Plusieurs acteurs de la communauté scientifique soutiennent l’idée d’introduire un système de tirage au sort dans le financement de la recherche européenne (Horizon Europe), à condition que les meilleures propositions gardent les meilleures chances d’obtenir des fonds.
Selon Kamila Kozirog, de l’Association européenne des universités, l’introduction d’un élément de randomisation pourrait réduire les biais et alléger la charge de sélection, mais elle devrait se limiter à des tirages au sort de départage, lorsqu’un petit nombre de projets reçoivent exactement les mêmes notes.
La Commission européenne prévoit d’expérimenter ce type de tirage au sort pour départager les ex æquo, dans le but de lutter contre la sursouscription («oversubscription») du programme : en 2025, seuls 12 % des projets soumis ont été financés. Cependant, il ne s’agira pas d’un pur hasard : les tirages seront conditionnels, combinés à une évaluation, plus traditionnelle, par les pairs.
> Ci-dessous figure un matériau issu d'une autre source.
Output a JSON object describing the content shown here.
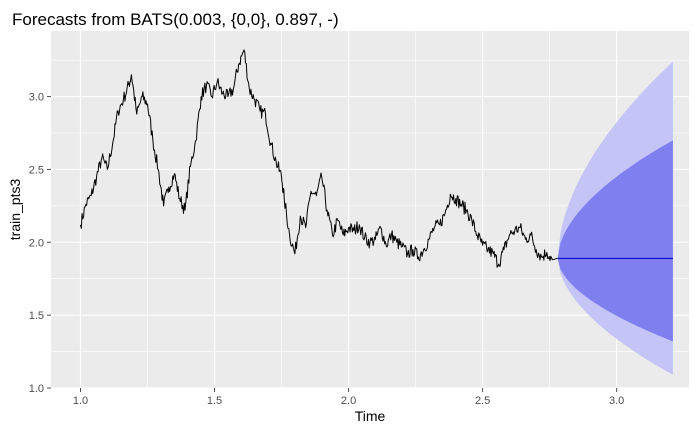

Aujourd’hui, les départages reposent sur une procédure complexe à cinq critères (couverture des objectifs de l’appel, excellence, impact, équilibre hommes-femmes, etc.), utilisée dans 22 % des cas entre 2021 et 2023. Ce système est jugé chronophage et parfois subjectif, bien qu’il ait le mérite de promouvoir certaines valeurs européennes comme l’égalité de genre.
Certains experts, comme Jörg Schmiedmayer (Université technique de Vienne), estiment que le tirage au sort pourrait être utile uniquement pour les projets proches du seuil de financement, tandis que les meilleurs projets devraient être financés directement. D’autres suggèrent de limiter le nombre de candidatures par institution afin de réduire le volume de dossiers et d’améliorer leur qualité.
Enfin, plusieurs évaluateurs soulignent que les vrais ex æquo sont rares et que la solution la plus efficace serait d’augmenter le budget consacré à l’excellence scientifique, plutôt que de recourir largement au hasard.